O tri sânscrito está etimologicamente relacionado à palavra inglesa "três". Tome o tri-murti , ou "três formas", do Absoluto - as divindades Brahma, Vishnu e Shiva. Ou o tri-loka , ou "três mundos", do inferno, terra e céu. Finalmente, há o tri-guna , ou "três fios" - forças que compõem a substância do mundo material.

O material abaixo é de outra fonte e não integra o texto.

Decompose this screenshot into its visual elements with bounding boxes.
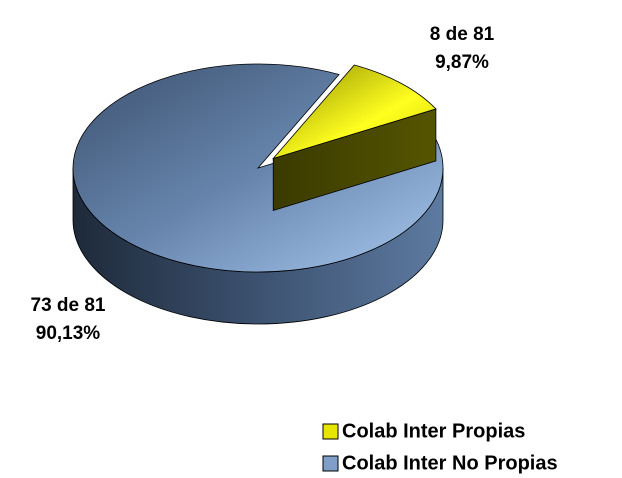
slice	[72, 63, 444, 273]
data-label: 73 de 81	[31, 295, 106, 316]
legend-swatch	[322, 455, 339, 472]
legend-label: Colab Inter Propias	[342, 420, 525, 442]
legend-label: Colab Inter No Propias	[342, 452, 558, 474]
data-label: 90,13%	[36, 323, 101, 344]
data-label: 9,87%	[435, 52, 489, 73]
data-label: 8 de 81	[430, 24, 495, 45]
slice	[272, 64, 437, 160]
legend-swatch	[322, 423, 339, 440]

Pensa-se que todo o universo é composto de diferentes proporções de gunas. Embora sejam descritos como entidades separadas, é melhor pensar nos gunas como categorias de ondas espalhadas por um amplo espectro, como luz ou som. Em uma extremidade do espectro está tamas (escuridão), que é a inércia ou peso. Seu pólo oposto é sattva , que não pode ser traduzido com precisão, mas é definido de várias maneiras como "ser", "existência", "essência espiritual", "bondade" e "consciência". Sattva é o aspecto da matéria mais próximo na natureza do Eu divino. A força motriz por trás desses dois é rajas (colorido), que é a energia pura ou paixão.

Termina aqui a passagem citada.